With my usual analytical approach I asked him to outline what he had learned from his experience and he said, "1 learned that I didn't have to commit suicide even though I considered it when my two friends betrayed me. I learned not to have any bitterness, believing that the Lord holds the rights to vengeance, not me." He knew that bitterness would only attack him and not the people to whom it was directed. With patience he paid $550,000 of the $600,000 personal debt and the lawyers' fees. And, "I have no ulcers. I have not missed a single night's sleep." He confidently expressed his trust that God was sufficient. He had done his study and pointed out that "fear not" is the most-repeated admonition of the Lord, used some 354 times in the scripture.

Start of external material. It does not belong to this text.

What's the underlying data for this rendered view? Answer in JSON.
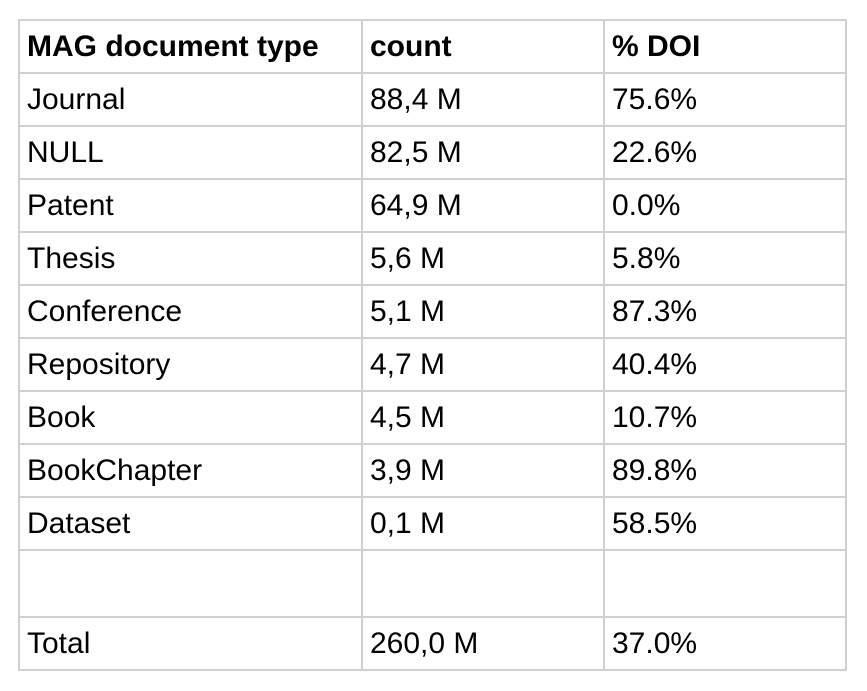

Finally, from his conversation I realized that he had learned to trust the promises because until you have trouble the promises are only words. God's promises are only proven true when they are needed. You never know whether a man will pay a note until it comes due.

He had used scriptural principles like pitons on which a mountain climber risks his life. As he climbed the bluff he drove in scriptures and tied his ropes to them.

My friend experienced the constructive comfort of scripture and chose to avoid the destructive vengeance of human nature. He grew. However, we cannot assume that going through the furnace automatically makes us grow. Some are melted down to midgets. The children of Israel wasted their time in the desert, not learning anything, and died in the wilderness. Joseph spent thirteen years as a servant in prison but came out to be prime minister. We see there is a purpose but the result is not automatic. We make a choice.